Le moment de cet avertissement est particulièrement significatif. Lors de la présentation des résultats financiers annuels de Mercedes, Ola Källenius a été explicite : « Si vous agissez contre une autre région économique avec des mesures protectionnistes, il serait naïf de croire que cet acteur va simplement se croiser les bras. Il est plus probable qu’il conçoive une contre-mesure. »

Cette remarque fait référence, de manière à peine déguisée, à la Chine, dont la capacité de réaction est largement reconnue.

Cette prudence s’oppose à l’activisme de la Commission européenne, qui a déjà engagé 1,8 milliard d’euros pour soutenir les gigafactories de batteries en Europe. L’objectif affiché est de construire une chaîne d’approvisionnement pour les véhicules électriques estampillée « made in Europe ».

Mais à quel prix ? La principale inquiétude des décideurs européens est que les constructeurs chinois contournent les tarifs douaniers en assemblant leurs véhicules en Europe à partir de composants importés de Chine. C’est exactement ce qui se passe déjà avec la future usine de BYD en Hongrie et celle de SAIC avec MG.

L’industrie automobile européenne, habituellement unie à travers ses lobbys, se retrouve ici divisée selon les intérêts de chacun. Ola Källenius, qui préside également l’ACEA, le principal groupe de pression des constructeurs, admet qu’il n’existe « pas de position unique au sein de l’industrie ».
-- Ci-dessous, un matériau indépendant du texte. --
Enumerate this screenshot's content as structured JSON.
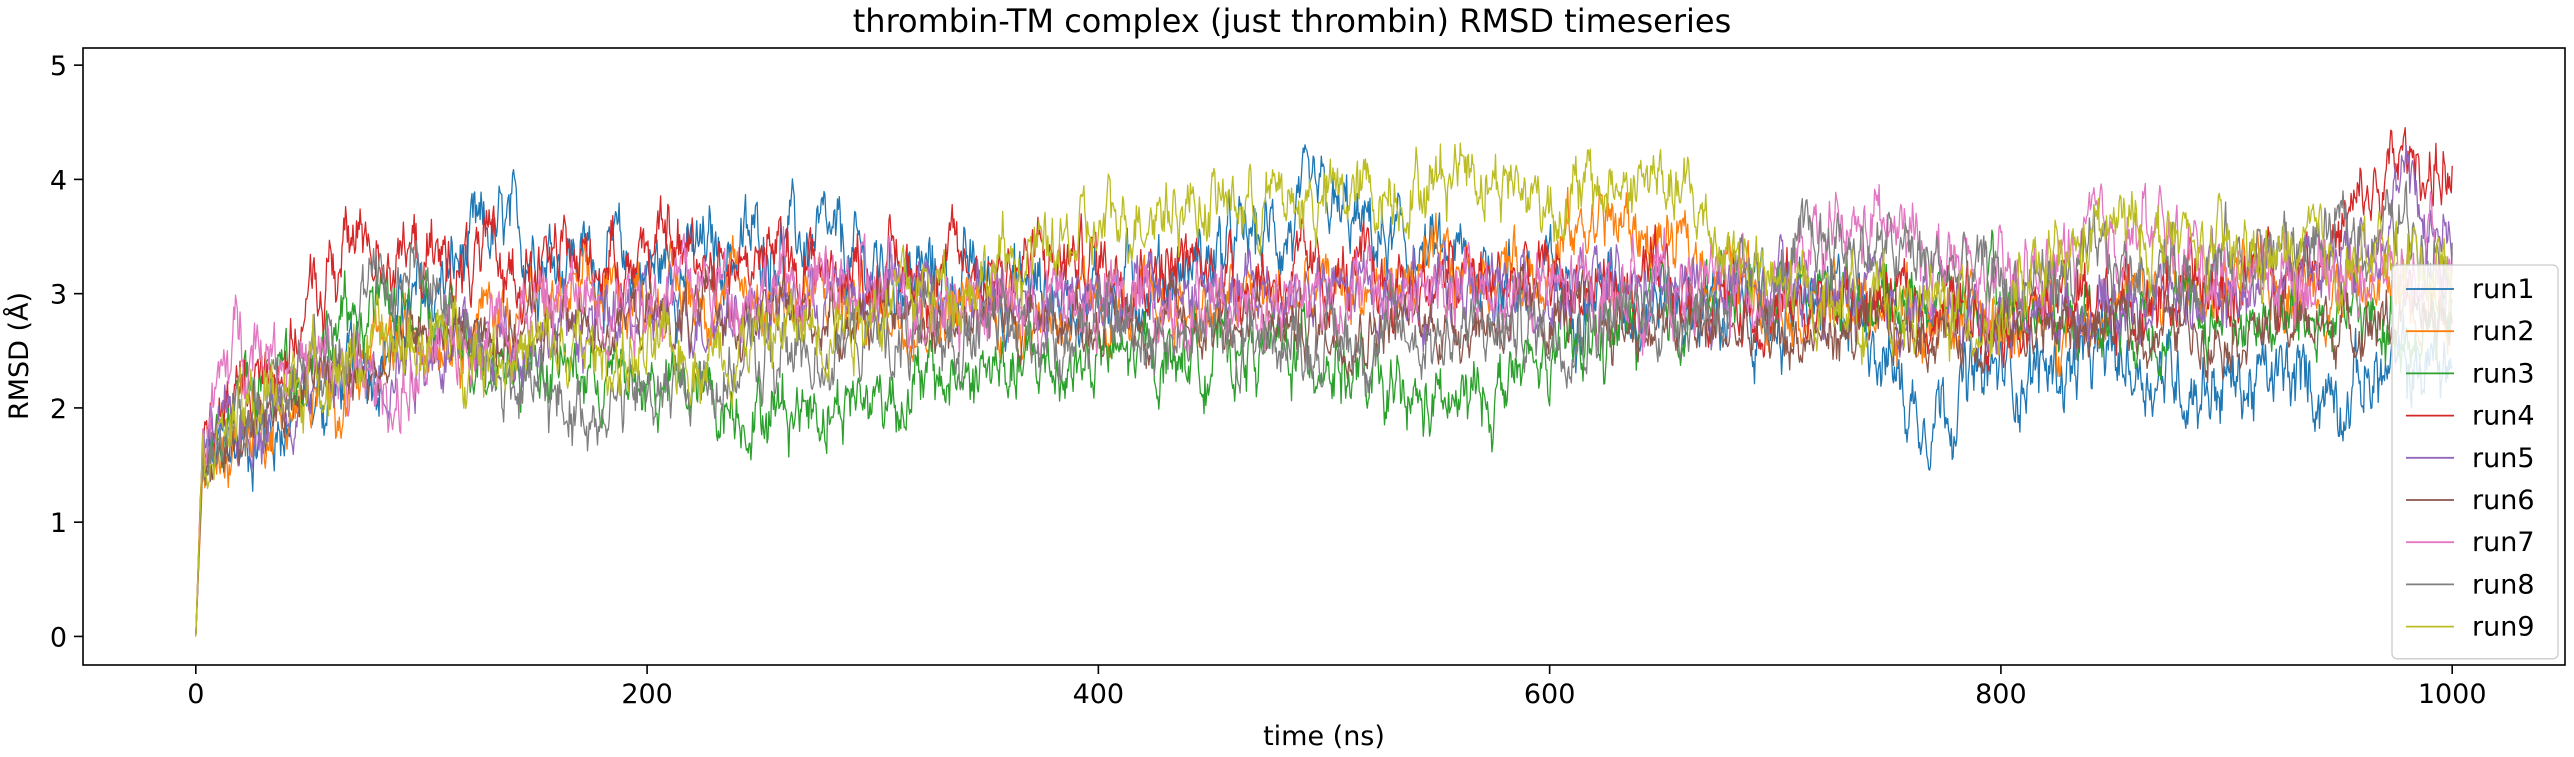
{
  "chart_data": {
    "type": "line",
    "title": "thrombin-TM complex (just thrombin) RMSD timeseries",
    "xlabel": "time (ns)",
    "ylabel": "RMSD (Å)",
    "xlim": [
      -50,
      1050
    ],
    "ylim": [
      -0.25,
      5.15
    ],
    "xticks": [
      0,
      200,
      400,
      600,
      800,
      1000
    ],
    "yticks": [
      0,
      1,
      2,
      3,
      4,
      5
    ],
    "grid": false,
    "legend_position": "right",
    "series": [
      {
        "name": "run1",
        "color": "#1f77b4",
        "noise": 0.33,
        "x": [
          0,
          3,
          20,
          60,
          100,
          130,
          160,
          200,
          260,
          300,
          400,
          450,
          500,
          540,
          600,
          700,
          740,
          760,
          800,
          850,
          900,
          950,
          1000
        ],
        "y": [
          0,
          1.5,
          1.7,
          2.1,
          2.9,
          3.5,
          3.4,
          3.2,
          3.5,
          3.2,
          3.0,
          3.3,
          3.7,
          3.3,
          3.1,
          2.8,
          2.9,
          2.0,
          2.3,
          2.4,
          2.2,
          2.2,
          2.4
        ]
      },
      {
        "name": "run2",
        "color": "#ff7f0e",
        "noise": 0.28,
        "x": [
          0,
          3,
          20,
          60,
          100,
          150,
          200,
          250,
          300,
          400,
          500,
          600,
          620,
          700,
          760,
          800,
          900,
          1000
        ],
        "y": [
          0,
          1.4,
          1.8,
          2.1,
          2.7,
          2.9,
          3.0,
          3.0,
          2.9,
          2.8,
          3.0,
          3.3,
          3.7,
          3.0,
          2.8,
          2.7,
          3.1,
          3.0
        ]
      },
      {
        "name": "run3",
        "color": "#2ca02c",
        "noise": 0.3,
        "x": [
          0,
          3,
          40,
          80,
          130,
          200,
          250,
          300,
          350,
          400,
          450,
          500,
          530,
          560,
          600,
          650,
          700,
          800,
          900,
          1000
        ],
        "y": [
          0,
          1.7,
          2.4,
          2.9,
          2.5,
          2.2,
          2.0,
          2.1,
          2.3,
          2.4,
          2.5,
          2.5,
          2.0,
          2.0,
          2.4,
          2.8,
          3.1,
          2.9,
          2.8,
          2.7
        ]
      },
      {
        "name": "run4",
        "color": "#d62728",
        "noise": 0.3,
        "x": [
          0,
          3,
          40,
          70,
          100,
          150,
          200,
          300,
          400,
          500,
          600,
          700,
          800,
          900,
          950,
          980,
          1000
        ],
        "y": [
          0,
          1.8,
          2.5,
          3.5,
          3.3,
          3.2,
          3.4,
          3.2,
          3.3,
          3.1,
          3.1,
          2.9,
          2.9,
          3.0,
          3.5,
          4.2,
          4.0
        ]
      },
      {
        "name": "run5",
        "color": "#9467bd",
        "noise": 0.28,
        "x": [
          0,
          3,
          50,
          100,
          200,
          300,
          400,
          500,
          600,
          700,
          800,
          900,
          960,
          980,
          1000
        ],
        "y": [
          0,
          1.6,
          2.2,
          2.5,
          2.8,
          3.0,
          3.0,
          3.0,
          3.0,
          3.0,
          2.8,
          3.0,
          3.5,
          3.9,
          3.4
        ]
      },
      {
        "name": "run6",
        "color": "#8c564b",
        "noise": 0.25,
        "x": [
          0,
          3,
          50,
          100,
          200,
          300,
          400,
          500,
          600,
          700,
          800,
          900,
          1000
        ],
        "y": [
          0,
          1.5,
          2.2,
          2.6,
          2.8,
          2.8,
          2.8,
          2.7,
          2.8,
          2.6,
          2.7,
          2.7,
          2.8
        ]
      },
      {
        "name": "run7",
        "color": "#e377c2",
        "noise": 0.32,
        "x": [
          0,
          3,
          20,
          60,
          90,
          130,
          180,
          250,
          300,
          400,
          500,
          600,
          700,
          745,
          800,
          860,
          900,
          1000
        ],
        "y": [
          0,
          1.7,
          2.7,
          2.3,
          2.1,
          2.8,
          3.0,
          3.1,
          3.0,
          2.9,
          3.0,
          3.0,
          3.1,
          3.6,
          3.0,
          3.6,
          3.2,
          3.2
        ]
      },
      {
        "name": "run8",
        "color": "#7f7f7f",
        "noise": 0.3,
        "x": [
          0,
          3,
          50,
          100,
          130,
          160,
          200,
          250,
          300,
          400,
          500,
          600,
          700,
          720,
          800,
          900,
          980,
          1000
        ],
        "y": [
          0,
          1.6,
          2.5,
          3.3,
          2.3,
          2.0,
          2.1,
          2.4,
          2.6,
          2.7,
          2.6,
          2.7,
          3.0,
          3.5,
          3.1,
          3.3,
          3.6,
          3.4
        ]
      },
      {
        "name": "run9",
        "color": "#bcbd22",
        "noise": 0.3,
        "x": [
          0,
          3,
          50,
          100,
          150,
          200,
          250,
          300,
          350,
          400,
          420,
          500,
          550,
          560,
          600,
          650,
          700,
          800,
          850,
          900,
          1000
        ],
        "y": [
          0,
          1.7,
          2.3,
          2.6,
          2.5,
          2.4,
          2.6,
          2.9,
          3.2,
          3.5,
          3.8,
          3.8,
          4.0,
          4.2,
          3.8,
          4.0,
          3.0,
          2.8,
          3.6,
          3.3,
          3.3
        ]
      }
    ]
  }
}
D’un côté, Mercedes, BMW et le groupe Volkswagen défendent le libre-échange. De l’autre, les acteurs plus régionaux plaident pour des mesures protectionnistes. « Je peux comprendre cette position », a reconnu Ola Källenius, opérant avec une diplomatie de façade. Les équipementiers exigent quant à eux qu’un véhicule européen contienne au moins 75 % de composants locaux, un seuil qu’ils considèrent menacé.

Les divergences entre les pays compliquent la situation. La France, défenseur inconditionnel de Renault et Stellantis, pousse pour des règles strictes. À l’inverse, la Suède et la République tchèque, qui accueillent des usines de constructeurs étrangers, craignent que de telles mesures ne découragent les investissements.

Face à ce paysage complexe, Ola Källenius prône une approche nuancée. « Je suis favorable à des règles du jeu équitables, mais chaque fois que vous réglementez, vous devriez utiliser une scie très, très fine, pas une tronçonneuse, pour éviter toute conséquence imprévue », a-t-il martelé. Cette métaphore illustre bien le dilemme européen : comment se protéger sans déclencher une escalade ?

Le débat s’annonce intense. Le dirigeant de Mercedes s’attend à « une discussion des plus intenses » sur ce sujet cette année. Oliver Zipse, le PDG sortant de BMW, a déjà qualifié d’inacceptables les règles de contenu local avec quotas. En parallèle, des ONG comme T&E plaident pour que ces règles se concentrent sur les composants en aval, comme les cellules et les packs de batteries, plutôt que sur les matières premières.